Photo credit: ANDREW CABALLERO-REYNOLDS - Getty Images
It's funny that Vos brought up religion, though, and not just because he hails from the same party as many of the folks who can be found hollering that America is a Christian nation. (James Madison is having a terrible day, wherever he may be.) All this reminds me of my days in catechism class, where asking the wrong question could shut down the discussion and possibly get you on God's naughty list. Even discussing the prospect that Black people might have a bumpier ride in America is a grave horror, it seems. The only solution, in the free state of Wisconsin, is for the government to ban such discussions in public schools. Just like in catechism class, the mark of a strong argument is refusing to have one at all. Helpfully, the State Journal provides the full list of words that, according to Republican Chuck Wichgers of Muskego, the government intends to prohibit:
Critical Race Theory (CRT)
Action Civics
Social Emotional Learning (SEL)
Diversity, Equity, and Inclusion (DEI)
Culturally responsive teaching
Abolitionist teaching
Affinity groups
Anti-racism
Anti-bias training
Anti-blackness
Anti-meritocracy
Obtuse meritocracy
Centering or de-centering
Collective guilt
Colorism
Conscious and unconscious bias
Critical ethnic studies
Critical pedagogy
Critical self-awareness
Critical self-reflection
Cultural appropriation/misappropriation
Cultural awareness
Cultural competence
Cultural proficiency
Cultural relevance
Cultural responsiveness
Culturally responsive practices
De-centering whiteness
Deconstruct knowledges
Diversity focused
Diversity training
Dominant discourses
Educational justice
Equitable
Equity
Examine “systems"
Free radical therapy
Free radical self/collective care
Hegemony
Identity deconstruction
Implicit/Explicit bias
Inclusivity education
Institutional bias
Institutional oppression
Internalized racial superiority
Internalized racism
Internalized white supremacy
Interrupting racism
Intersection
Intersectionality
Intersectional identities
Intersectional studies
Land acknowledgment
Marginalized identities
Marginalized/Minoritized/Under-represented communities
Microaggressions
Multiculturalism
Neo-segregation
Normativity
Oppressor vs. oppressed
Patriarchy
Protect vulnerable identities
Race essentialism
Racial healing
Racialized identity
Racial justice
Racial prejudice
Racial sensitivity training
Racial supremacy
Reflective exercises
Representation and inclusion
Restorative justice
Restorative practices
Social justice
Spirit murdering
Structural bias
Structural inequity
Structural racism
Systemic bias
Systemic oppression
Systemic racism
Systems of power and oppression
Unconscious bias
White fragility
White privilege
White social capital
White supremacy
Whiteness
Woke
All these specifics, though, are a sideshow.

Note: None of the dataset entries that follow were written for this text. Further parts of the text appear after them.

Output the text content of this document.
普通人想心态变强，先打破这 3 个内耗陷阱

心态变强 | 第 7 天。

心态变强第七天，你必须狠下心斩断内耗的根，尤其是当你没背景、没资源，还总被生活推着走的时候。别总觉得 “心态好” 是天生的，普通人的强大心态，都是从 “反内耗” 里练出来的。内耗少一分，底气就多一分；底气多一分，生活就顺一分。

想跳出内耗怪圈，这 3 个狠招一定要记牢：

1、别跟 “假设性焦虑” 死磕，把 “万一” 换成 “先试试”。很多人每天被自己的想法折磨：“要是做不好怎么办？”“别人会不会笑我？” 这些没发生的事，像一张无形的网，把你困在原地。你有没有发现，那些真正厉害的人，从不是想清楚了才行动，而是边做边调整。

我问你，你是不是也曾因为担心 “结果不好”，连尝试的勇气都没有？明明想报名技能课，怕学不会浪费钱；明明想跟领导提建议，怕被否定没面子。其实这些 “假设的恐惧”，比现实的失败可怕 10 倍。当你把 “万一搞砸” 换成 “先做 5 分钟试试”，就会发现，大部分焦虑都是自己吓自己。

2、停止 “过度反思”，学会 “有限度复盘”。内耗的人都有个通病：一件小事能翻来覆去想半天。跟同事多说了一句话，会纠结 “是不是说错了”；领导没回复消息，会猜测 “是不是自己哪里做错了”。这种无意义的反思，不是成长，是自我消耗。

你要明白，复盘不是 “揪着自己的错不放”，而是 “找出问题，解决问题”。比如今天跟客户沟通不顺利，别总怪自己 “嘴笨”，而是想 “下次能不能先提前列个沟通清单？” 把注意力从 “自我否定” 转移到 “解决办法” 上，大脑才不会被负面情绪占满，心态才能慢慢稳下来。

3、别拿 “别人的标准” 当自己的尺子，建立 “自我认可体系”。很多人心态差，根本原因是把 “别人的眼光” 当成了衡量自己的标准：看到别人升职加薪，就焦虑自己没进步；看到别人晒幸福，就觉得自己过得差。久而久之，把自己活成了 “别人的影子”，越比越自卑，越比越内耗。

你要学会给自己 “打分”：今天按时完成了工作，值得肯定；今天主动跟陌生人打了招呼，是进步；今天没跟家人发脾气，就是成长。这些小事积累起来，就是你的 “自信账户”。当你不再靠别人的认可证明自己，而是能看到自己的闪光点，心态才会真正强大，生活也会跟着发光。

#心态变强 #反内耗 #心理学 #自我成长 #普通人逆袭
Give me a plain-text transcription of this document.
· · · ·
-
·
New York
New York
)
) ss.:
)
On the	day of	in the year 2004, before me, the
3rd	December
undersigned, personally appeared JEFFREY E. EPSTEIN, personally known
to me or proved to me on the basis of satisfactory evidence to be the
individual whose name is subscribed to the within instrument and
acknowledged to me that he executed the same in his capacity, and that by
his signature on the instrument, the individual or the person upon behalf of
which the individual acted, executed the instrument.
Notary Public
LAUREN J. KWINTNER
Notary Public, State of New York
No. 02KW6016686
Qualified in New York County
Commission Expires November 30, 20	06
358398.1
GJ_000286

As with all the other state governments trying to police speech, the Wisconsin legislature has no legitimate role here. A parallel bill is determined to ban private companies from doing diversity training for employees! This is the kind of thing the First Amendment was actually concerned with, as opposed to college students telling you to fuck off. The latter is what this country is all about.